The FTC was the nation’s second independent executive agency (after the Interstate Commerce Commission) and those are designed to have members of both parties.
The commission’s initial powers were limited partly because President Woodrow Wilson, who proposed creation of the agency, was fearful of empowering a “smug lot of experts.”
But there were many fights among commissioners about how to use those powers.
During the first year of the Trump administration, there were only two FTC commissioners, acting Chair Maureen Ohlhausen and Democratic member Terrell McSweeney. The two clashed on several big cases, but they never let their disagreements get personal.
“We don’t agree all the time, but … you can’t look at all that we have accomplished as a two-person commission and see anything other than two people compromising, getting along and behaving in a mutually respectful way,” McSweeny told FTCWatch in 2018.
In July 2017, there were three separate comments that Ohlhausen, McSweeny and the FTC staff filed with the Federal Communications Commission on the FCC’s net neutrality process, called “Restoring Internet Freedom.”
Unless Congress gives the FTC stronger privacy enforcement tools than it has now, “consumers would be left worse off if the proposal before the FCC were adopted,” McSweeny argued in her filing.
Ohlhausen, however, said it was a “negative side effect” that the FCC’s 2015 order, by classifying consumer broadband as a Communications Act Title II “common carrier” service, removed the FTC from privacy and data security enforcement. That move created “a consumer protection gap that remains unfilled,” she said.

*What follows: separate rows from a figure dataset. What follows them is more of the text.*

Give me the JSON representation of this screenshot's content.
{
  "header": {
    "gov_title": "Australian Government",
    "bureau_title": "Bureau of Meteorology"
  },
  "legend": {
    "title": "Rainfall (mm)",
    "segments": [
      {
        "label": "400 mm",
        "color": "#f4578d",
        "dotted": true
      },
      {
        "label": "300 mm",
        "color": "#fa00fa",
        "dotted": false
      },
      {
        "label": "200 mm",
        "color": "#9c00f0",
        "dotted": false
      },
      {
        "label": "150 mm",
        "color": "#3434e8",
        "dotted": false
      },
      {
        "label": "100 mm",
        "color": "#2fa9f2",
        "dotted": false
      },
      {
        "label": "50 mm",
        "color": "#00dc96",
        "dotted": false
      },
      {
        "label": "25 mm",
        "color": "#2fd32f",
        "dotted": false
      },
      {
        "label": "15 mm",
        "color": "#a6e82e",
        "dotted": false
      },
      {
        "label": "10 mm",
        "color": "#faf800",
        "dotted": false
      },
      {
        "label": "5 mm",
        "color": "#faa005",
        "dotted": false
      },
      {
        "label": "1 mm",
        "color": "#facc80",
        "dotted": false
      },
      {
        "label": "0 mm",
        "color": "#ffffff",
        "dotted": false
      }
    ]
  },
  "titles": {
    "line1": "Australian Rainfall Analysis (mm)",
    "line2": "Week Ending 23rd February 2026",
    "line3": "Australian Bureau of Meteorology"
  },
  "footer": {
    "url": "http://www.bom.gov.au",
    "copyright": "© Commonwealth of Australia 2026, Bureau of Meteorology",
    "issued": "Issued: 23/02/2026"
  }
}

Ohlhausen and McSweeny were also on opposite sides on the FTC’s litigation against Internet of Things device maker D-Link. An agency lawsuit alleged that D-Link deceived consumers with false promises about the security of its products. Unlike previous IoT cases, the FTC didn’t allege a data security breach had occurred, but that D-Link’s lax security put consumers at risk of future harm. Ohlhausen voted against suing D-Link, but was overruled during the last days of the Obama administration.
In another high-profile dispute, McSweeny refused to back a proposed settlement in the FTC’s litigation against DirectTV that Ohlhausen favored. The FTC alleged that more than 40,000 advertisements by the company deceived consumers and sought nearly $4 billion in restitution.
McSweeny prompted the case to go to trial when she wrote US District Judge Haywood S. Gilliam Jr. in April 2017 that the settlement money proposed by DirecTV was “insufficient” and “not meaningful” given the large settlement class, and that she had “serious reservations” about whether the proposed injunctive relief would sufficiently protect consumers.
The FTC lost the case at trial and Gilliam ruled the agency had “definitively failed to prove its” Section 5 claims for ads that were in print or on television.
Some of the biggest fights at the FTC came during the presidency of Jimmy Carter.
During the chairmanship of Michael Pertschuk from 1977 to 1981, the FTC went after industries with strong congressional support, such as funeral homes and auto dealers, and he found himself being lambasted across the political divide. The Washington Post famously wrote that the agency’s overreach meant it was in danger of becoming a “national nanny.”
While the Republicans on the commission opposed some of these initiatives, so did some Democrats.
Robert Pitofsky, a former senior staff member who previously wrote an American Bar Association report that led to an agency overhaul in the early 1970s, was named a commissioner by Carter in 1978. He left after three years because he clashed with Pertschuk, whose activist agenda Pitofsky felt was straining resources and alienating key business interests.
Pertschuk had been a staff director of the Senate Commerce Committee before becoming FTC chairman.
The agency’s initiatives angered members of Congress in both parties. Twice in 1980 lawmakers let the agency’s funding lapse, and its doors closed for two days. The Senate also came within two votes of passing legislation to eliminate the FTC’s authority over state-regulated professions.